In this study, 623 individuals from Alzheimer's Disease Neuroimaging Initiative (ADNI) dataset with available Single Nucleotide Polymorphism (SNP) information are utilized. This cohort includes 285 AD and 338 cognitively normal (NC). We use the top 10 genes closely associated with AD.
SNPs are represented in diploid with two complete sets of chromosomes, one from each parent. However, Natural Language Processing (NLP) models typically take single sentences as inputs. Therefore, we transformed diploid into single sentences form. SNPs composed of four alphabet letters (i.e., A, C, G and T) can be paired up into ten different alphabet letters, excluding the repetitive ones. We use the k-mer method to tokenize SNPs as one word.
We make use of Bidirectional Encoder Representations from Transformers (BERT) to create meaningful embedding vectors for k-mer tokens. BERT employs two unsupervised learning tasks (Masked Language Model (MLM) and Next Sentence Prediction (NSP)) for training. However, we only used MLM because our model only takes information about a person as input. 15% of the input tokens were randomly masked in each subject's SNPs. BERT learns to predict the correct token through the hidden vector of mask token.
To create gene embeddings, the embedded k-mer tokens are fed into Long Short-Term Memory (LSTM) as input. LSTM is employed to classify 10 genes. The process involves taking a single gene's nucleotide sequence as input, passing it through BERT, resulting in 120-dimensional embedding values for each token. These embeddings are then fed into LSTM sequentially. We leverage the final output value, capturing the meaning of the entire nucleotide sequence, to create a 120-dimensional embedding for the gene's sequence.

·Overall structure of the model

Results:

To train LSTM, learning was conducted using 5000 gene data, and evaluation is carried out using 1230 gene data. We obtained the results through cross-entropy with the outcomes of a model predicting 10 types of gene.

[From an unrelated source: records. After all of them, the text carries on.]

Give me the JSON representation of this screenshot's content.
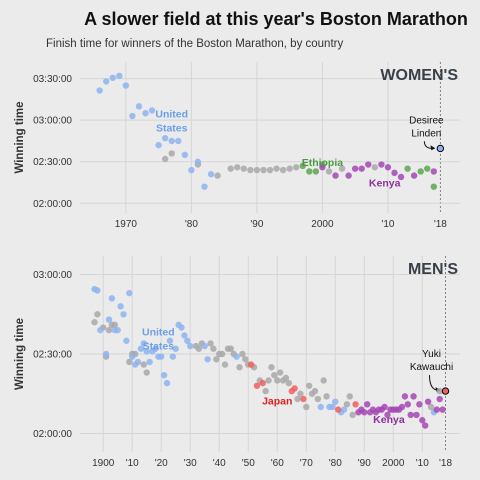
{
  "title": "A slower field at this year's Boston Marathon",
  "subtitle": "Finish time for winners of the Boston Marathon, by country",
  "colors": {
    "United States": "#8db4f0",
    "Ethiopia": "#5aa84e",
    "Kenya": "#a447b4",
    "Japan": "#f06060",
    "Other": "#a8a8a8",
    "usa_label": "#6d9ee8",
    "ethiopia_label": "#4c9a42",
    "kenya_label": "#8e2fa0",
    "japan_label": "#e02020",
    "highlight_outline": "#000000"
  },
  "chart_data": [
    {
      "type": "scatter",
      "panel_label": "WOMEN'S",
      "ylabel": "Winning time",
      "xlabel": "",
      "x_ticks": [
        1970,
        1980,
        1990,
        2000,
        2010,
        2018
      ],
      "x_tick_labels": [
        "1970",
        "'80",
        "'90",
        "2000",
        "'10",
        "'18"
      ],
      "y_ticks": [
        120,
        150,
        180,
        210
      ],
      "y_tick_labels": [
        "02:00:00",
        "02:30:00",
        "03:00:00",
        "03:30:00"
      ],
      "xlim": [
        1963,
        2021
      ],
      "ylim": [
        113,
        222
      ],
      "y_units": "minutes",
      "country_labels": [
        {
          "text": "United\nStates",
          "country": "United States",
          "x": 1977,
          "y": 182
        },
        {
          "text": "Ethiopia",
          "country": "Ethiopia",
          "x": 2000,
          "y": 147
        },
        {
          "text": "Kenya",
          "country": "Kenya",
          "x": 2009.5,
          "y": 132
        }
      ],
      "annotation": {
        "text": "Desiree\nLinden",
        "x": 2018,
        "y": 159
      },
      "series": [
        {
          "name": "United States",
          "points": [
            [
              1966,
              201.4
            ],
            [
              1967,
              208
            ],
            [
              1968,
              210.6
            ],
            [
              1969,
              212
            ],
            [
              1970,
              205
            ],
            [
              1971,
              183
            ],
            [
              1972,
              190
            ],
            [
              1973,
              185
            ],
            [
              1974,
              187
            ],
            [
              1975,
              162
            ],
            [
              1976,
              167
            ],
            [
              1977,
              165
            ],
            [
              1978,
              165
            ],
            [
              1979,
              155
            ],
            [
              1980,
              144
            ],
            [
              1981,
              150
            ],
            [
              1982,
              132
            ],
            [
              1983,
              141
            ],
            [
              2018,
              159.6
            ]
          ]
        },
        {
          "name": "Ethiopia",
          "points": [
            [
              1997,
              147
            ],
            [
              1998,
              143
            ],
            [
              1999,
              143
            ],
            [
              2000,
              148
            ],
            [
              2013,
              145
            ],
            [
              2015,
              143
            ],
            [
              2016,
              145
            ],
            [
              2017,
              132
            ]
          ]
        },
        {
          "name": "Kenya",
          "points": [
            [
              2000,
              146
            ],
            [
              2002,
              140
            ],
            [
              2004,
              140
            ],
            [
              2005,
              145
            ],
            [
              2006,
              145
            ],
            [
              2007,
              148
            ],
            [
              2009,
              148
            ],
            [
              2010,
              146
            ],
            [
              2011,
              142
            ],
            [
              2012,
              139
            ],
            [
              2014,
              140
            ],
            [
              2017,
              143
            ]
          ]
        },
        {
          "name": "Other",
          "points": [
            [
              1976,
              152
            ],
            [
              1977,
              156
            ],
            [
              1981,
              148
            ],
            [
              1984,
              140
            ],
            [
              1986,
              145
            ],
            [
              1987,
              146
            ],
            [
              1988,
              145
            ],
            [
              1989,
              144
            ],
            [
              1990,
              144
            ],
            [
              1991,
              144
            ],
            [
              1992,
              144
            ],
            [
              1993,
              145
            ],
            [
              1994,
              144
            ],
            [
              1995,
              145
            ],
            [
              1996,
              146
            ],
            [
              2001,
              143
            ],
            [
              2003,
              145
            ],
            [
              2008,
              146
            ]
          ]
        }
      ]
    },
    {
      "type": "scatter",
      "panel_label": "MEN'S",
      "ylabel": "Winning time",
      "xlabel": "",
      "x_ticks": [
        1900,
        1910,
        1920,
        1930,
        1940,
        1950,
        1960,
        1970,
        1980,
        1990,
        2000,
        2010,
        2018
      ],
      "x_tick_labels": [
        "1900",
        "'10",
        "'20",
        "'30",
        "'40",
        "'50",
        "'60",
        "'70",
        "'80",
        "'90",
        "2000",
        "'10",
        "'18"
      ],
      "y_ticks": [
        120,
        150,
        180
      ],
      "y_tick_labels": [
        "02:00:00",
        "02:30:00",
        "03:00:00"
      ],
      "xlim": [
        1892,
        2023
      ],
      "ylim": [
        113,
        187
      ],
      "y_units": "minutes",
      "country_labels": [
        {
          "text": "United\nStates",
          "country": "United States",
          "x": 1919,
          "y": 157
        },
        {
          "text": "Japan",
          "country": "Japan",
          "x": 1960,
          "y": 131
        },
        {
          "text": "Kenya",
          "country": "Kenya",
          "x": 1998.5,
          "y": 124
        }
      ],
      "annotation": {
        "text": "Yuki\nKawauchi",
        "x": 2018,
        "y": 136
      },
      "series": [
        {
          "name": "United States",
          "points": [
            [
              1897,
              174.5
            ],
            [
              1898,
              174
            ],
            [
              1899,
              159
            ],
            [
              1901,
              150
            ],
            [
              1902,
              163
            ],
            [
              1903,
              171
            ],
            [
              1904,
              159
            ],
            [
              1905,
              159
            ],
            [
              1906,
              168
            ],
            [
              1907,
              165
            ],
            [
              1908,
              155
            ],
            [
              1909,
              173
            ],
            [
              1910,
              149
            ],
            [
              1911,
              146
            ],
            [
              1912,
              147
            ],
            [
              1913,
              152
            ],
            [
              1914,
              154
            ],
            [
              1915,
              151
            ],
            [
              1916,
              147
            ],
            [
              1917,
              151
            ],
            [
              1918,
              152
            ],
            [
              1919,
              149
            ],
            [
              1920,
              149
            ],
            [
              1921,
              142
            ],
            [
              1922,
              139
            ],
            [
              1923,
              155
            ],
            [
              1924,
              149
            ],
            [
              1925,
              152
            ],
            [
              1926,
              161
            ],
            [
              1927,
              160
            ],
            [
              1928,
              157
            ],
            [
              1929,
              155
            ],
            [
              1930,
              153
            ],
            [
              1935,
              153
            ],
            [
              1936,
              148
            ],
            [
              1946,
              149
            ],
            [
              1975,
              130
            ],
            [
              1978,
              130
            ],
            [
              1979,
              130
            ],
            [
              1980,
              132
            ],
            [
              1982,
              128
            ],
            [
              1983,
              129
            ],
            [
              2014,
              128
            ]
          ]
        },
        {
          "name": "Japan",
          "points": [
            [
              1951,
              146
            ],
            [
              1953,
              138
            ],
            [
              1955,
              139
            ],
            [
              1965,
              136
            ],
            [
              1966,
              137
            ],
            [
              1969,
              133
            ],
            [
              1981,
              129
            ],
            [
              1987,
              131
            ],
            [
              2018,
              136
            ]
          ]
        },
        {
          "name": "Kenya",
          "points": [
            [
              1988,
              128
            ],
            [
              1989,
              129
            ],
            [
              1990,
              128
            ],
            [
              1991,
              131
            ],
            [
              1992,
              128
            ],
            [
              1993,
              129
            ],
            [
              1994,
              128
            ],
            [
              1995,
              129
            ],
            [
              1996,
              129
            ],
            [
              1997,
              130
            ],
            [
              1998,
              127
            ],
            [
              1999,
              129
            ],
            [
              2000,
              129
            ],
            [
              2001,
              129
            ],
            [
              2002,
              129
            ],
            [
              2003,
              130
            ],
            [
              2004,
              134
            ],
            [
              2005,
              131
            ],
            [
              2006,
              127
            ],
            [
              2007,
              134
            ],
            [
              2008,
              127
            ],
            [
              2009,
              131
            ],
            [
              2010,
              125
            ],
            [
              2011,
              123
            ],
            [
              2012,
              132
            ],
            [
              2015,
              129
            ],
            [
              2016,
              133
            ],
            [
              2017,
              129
            ]
          ]
        },
        {
          "name": "Other",
          "points": [
            [
              1897,
              162
            ],
            [
              1898,
              165
            ],
            [
              1900,
              160
            ],
            [
              1901,
              149
            ],
            [
              1902,
              159
            ],
            [
              1903,
              161
            ],
            [
              1904,
              161
            ],
            [
              1909,
              147
            ],
            [
              1910,
              150
            ],
            [
              1911,
              150
            ],
            [
              1914,
              146
            ],
            [
              1915,
              143
            ],
            [
              1932,
              153
            ],
            [
              1933,
              152
            ],
            [
              1934,
              154
            ],
            [
              1937,
              154
            ],
            [
              1938,
              152
            ],
            [
              1939,
              148
            ],
            [
              1940,
              150
            ],
            [
              1941,
              150
            ],
            [
              1942,
              146
            ],
            [
              1943,
              152
            ],
            [
              1944,
              152
            ],
            [
              1945,
              150
            ],
            [
              1947,
              145
            ],
            [
              1948,
              150
            ],
            [
              1949,
              148
            ],
            [
              1950,
              146
            ],
            [
              1952,
              145
            ],
            [
              1954,
              140
            ],
            [
              1956,
              136
            ],
            [
              1957,
              140
            ],
            [
              1958,
              145
            ],
            [
              1959,
              142
            ],
            [
              1960,
              140
            ],
            [
              1961,
              143
            ],
            [
              1962,
              140
            ],
            [
              1963,
              141
            ],
            [
              1964,
              139
            ],
            [
              1967,
              133
            ],
            [
              1968,
              135
            ],
            [
              1970,
              130
            ],
            [
              1971,
              138
            ],
            [
              1972,
              135
            ],
            [
              1973,
              136
            ],
            [
              1974,
              133
            ],
            [
              1976,
              140
            ],
            [
              1977,
              134
            ],
            [
              1984,
              131
            ],
            [
              1985,
              134
            ],
            [
              1986,
              127
            ],
            [
              2013,
              130
            ],
            [
              2016,
              136
            ]
          ]
        }
      ]
    }
  ]
}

Figure 2 shows t-SNE and confusion matrix representing the classification results of 10 types of genes. Classification average results of 10 types of genes is 69.2%. Additionally, to investigate whether the gene embeddings influence early diagnosis of AD, we conduct early AD diagnosis using T1-weighted images and gene embedding.

·t-SNE and confusion matrix representing the classification results of 10 types of genes

Conclusions:

In this study, we utilize BERT and LSTM for the training of gene embedding. After which we conducted early AD diagnosis using T1-weighted images and gene embeddings. In future work, early diagnosis of AD will be conducted using not only T1-weighted images and gene embedding but also other types of data.

Genetics:

Genetics Other ¹

Modeling and Analysis Methods:

Other Methods ²

Keywords:

Machine Learning

MRI

Open Data

^1|2Indicates the priority used for review

Provide references using author date format

1. Hao, Xiaoke, et al. "Multi-modal Self-paced Locality Preserving Learning for Diagnosis of Alzheimer’s Disease." IEEE Transactions on Cognitive and Developmental Systems (2022).
2. Sims, John R., et al. "Donanemab in early symptomatic Alzheimer disease: the TRAILBLAZER-ALZ 2 randomized clinical trial." Jama 330.6 (2023): 512-527.
3. Lagisetty, Yashwanth, et al. "Identification of risk genes for Alzheimer’s disease by gene embedding." Cell genomics 2.9 (2022).
4. Ji, Yanrong, et al. "DNABERT: pre-trained Bidirectional Encoder Representations from Transformers model for DNA-language in genome." Bioinformatics 37.15 (2021): 2112-2120.
5. Cahyawijaya, Samuel, et al. "SNP2Vec: Scalable Self-Supervised Pre-Training for Genome-Wide Association Study." Proceedings of the 21st Workshop on Biomedical Language Processing. 2022.
6. Kenton, Jacob Devlin Ming-Wei Chang, and Lee Kristina Toutanova. "Bert: Pre-training of deep bidirectional transformers for language understanding." Proceedings of naacL-HLT. Vol. 1. 2019.
7. Hochreiter, Sepp, and Jürgen Schmidhuber. "Long short-term memory." Neural computation 9.8 (1997): 1735-1780.